Ik had, toen ik 16 werd de beschikking over een Berini. Dit wonder op wielen betrof een lullig brommertje, wat in de volksmond algemeen aangeduid werd door de eufemistische term damesbrommer, een alternatief voor dit Dafje in de brommerwereld. Gelukkig was het ding wel rood. Desondanks was ik er blij mee en scheurde er op rond. Hij deed het beter dan de Zündapp, daar moest voortdurend aan gesleuteld worden. Mijn broer deed dat met een stoïcijns gezicht tot een paar dagen, bewijs te meer dat ie een omhoog gevallen sukkel was. Of het moest mijn verborgen jaloezie zijn, wat me parten speelde.

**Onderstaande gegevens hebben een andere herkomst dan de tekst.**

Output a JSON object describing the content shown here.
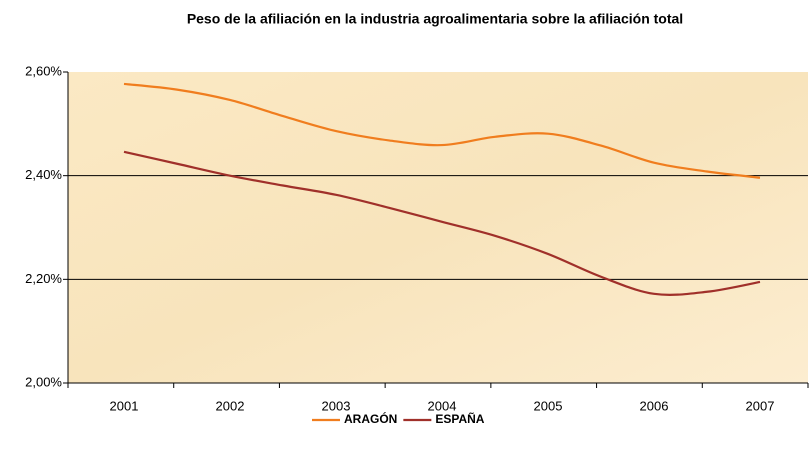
{
  "chart_data": {
    "type": "line",
    "title": "Peso de la afiliación en la industria agroalimentaria sobre la afiliación total",
    "categories": [
      "2001",
      null,
      "2002",
      null,
      "2003",
      null,
      "2004",
      null,
      "2005",
      null,
      "2006",
      null,
      "2007"
    ],
    "series": [
      {
        "name": "ARAGÓN",
        "color": "#f07d1e",
        "values": [
          2.577,
          2.566,
          2.546,
          2.515,
          2.486,
          2.468,
          2.459,
          2.475,
          2.481,
          2.458,
          2.425,
          2.408,
          2.396
        ]
      },
      {
        "name": "ESPAÑA",
        "color": "#a0302a",
        "values": [
          2.446,
          2.423,
          2.4,
          2.381,
          2.363,
          2.338,
          2.311,
          2.284,
          2.249,
          2.205,
          2.172,
          2.176,
          2.195
        ]
      }
    ],
    "ylim": [
      2.0,
      2.6
    ],
    "yticks": [
      {
        "value": 2.0,
        "label": "2,00%"
      },
      {
        "value": 2.2,
        "label": "2,20%"
      },
      {
        "value": 2.4,
        "label": "2,40%"
      },
      {
        "value": 2.6,
        "label": "2,60%"
      }
    ],
    "grid": true,
    "legend": "bottom"
  }
}
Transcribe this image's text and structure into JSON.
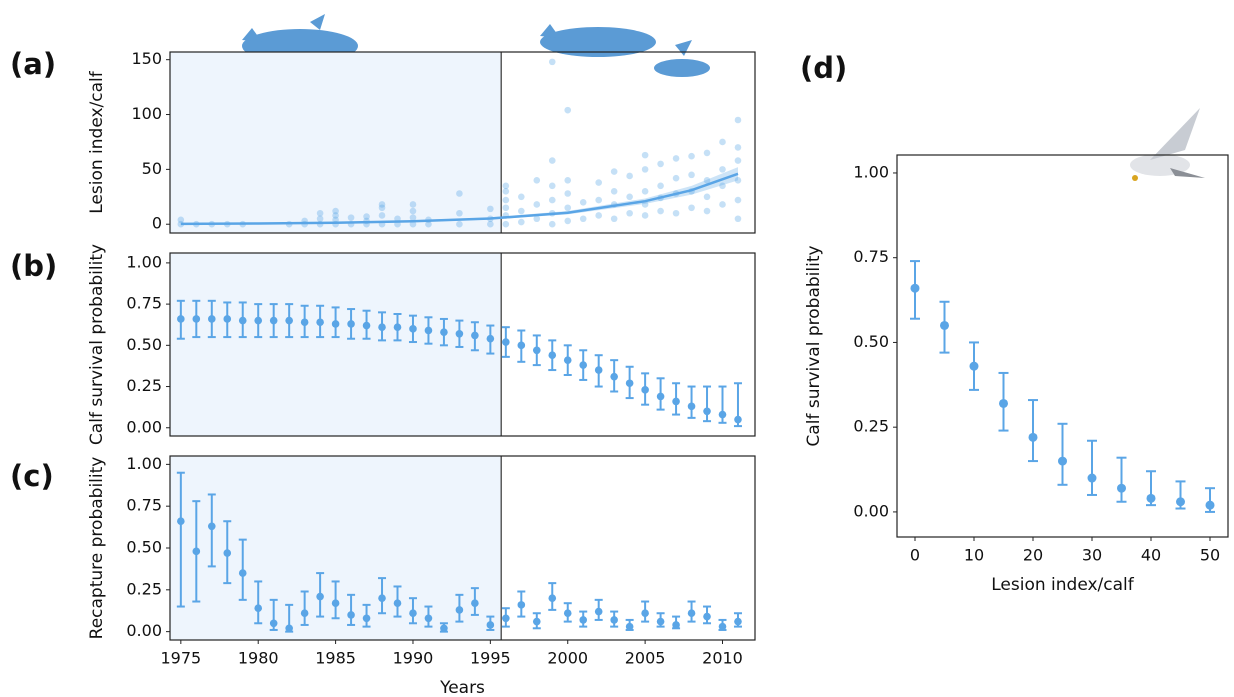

Ach, ik herkende het geluid van de Zümdapp uit duizenden. En ik zag de mannen voorbij zoeven. Het waren er tientallen op zijn minst. En steeds dat bekende geluidje. Grappig hoe zo'n geluid zoveel boven bracht. Net zoals het geluid van de motor van mijn vader eerder met de doffe plofjes. En het kittige hoge geluid van mijn Berini. Ik zag in een latere periode een cabaretduo. Alleen de naam 'de Berini's' riep mijn belangstelling op. Dat bleek terecht, ze waren erg leuk. Uit Rotterdam en overal in hun stukjes kwam de Berini van de man als rode draad naar voren. Blijkbaar is, na de Solexclubjes en de losse toeren die je alom in den lande kan maken op de oude Solexjes voor familie-uitjes, buurtverenigingen of teamdagen, nu ook de vlam overgeslagen op de oude Zündappfans. Ze verenigen zich, knappen de oude dingen open en zoeven langs 's heren wegen in een aardig maar aangenaam tempo met het zachte geluid en de nog altijd glimmende tankjes. In eerste instantie kwam het sukkelgehalte wat ik mijn broer toedichtte(terecht of niet) weer boven, met dat geluid en de herinnering. Maar toch transformeerde zich dat naar een sympathie-gevoel voor de bedaagde heren die met zoveel plezier hun hobby beleven. En de enkele dame in het gezelschap. Misschien ben ik ook veranderd met de jaren. Geen joelende Puch, kittige Berini, maar de betrouwbare, rustige Zündapp. Wat ondertussen zit ik stil op de bank naar buiten te kijken, waar de aktie is...
Zoekend naar illustraties voor dit stukje, kwam ik nota bene dit tegen. Een jongeman die Fabio Berini heet en een truitje draagt, zoals toendertijd gebruikelijk. We noemen deze veterdingen 'sextruitjes', ze waren unisex en gaven met name bij de vrouwen hun vormen zeer sterk weer. Hoewel bij smakelijke heren hetzelfde effect bereikt werd. Daarover dan maar weer een andere keer....
Een aantal dagen terug had ik trouwens nog een Zündapp-ervaring. In de prille ochtend opende ik de voordeur om de hondjes uit te laten. Het zicht werd me ontnomen door de taxus van de buren. Mijn overenthousiaste huisdieren vlogen als gekken naar voren, het fietspad op. Ternauwernood kon ik een ongeluk voorkomen, want net op dat ogenblik arriveerde er een Zündapp met man vanaf links. Die stopte heel beheerst en kalm, produceerde een glimlach onder zijn blauwe retrohelm en peperenzoutkleurige snor door en ik glimlachte terug, terwijl ik me excuseerde voor mijn wilde kroost. Beiden vervolgden we tevreden over deze charmante oplossing onze weg. Zo kan het dus ook. En ik voelde me niet eens oud...Wat een mooi begin van de dag!
 

1 opmerking:

  1. Hahaha, wat weer een geweldig verhaal,
    Zie je dat er bij jou maar een geluidje of een snippertje beeld of geur je hoofd hoeft binnen te dringen om fantastische herinneringen op te laten doemen!
    Mijn tante had ook zo'n solex en soms mochten we achterop toen we jonger waren, ik vond het wel stoer, zij had een zwarte.
    Zelf had ik ooit een Vespa Ciao en voelde me net een volwaardig coureur ;-) Viel best tegen soms, vooral als die jongens op hun Zündapp of Kreidler me voorbij stoven alsof ik stilstond, opvoeren kon ik niet zelf ;-)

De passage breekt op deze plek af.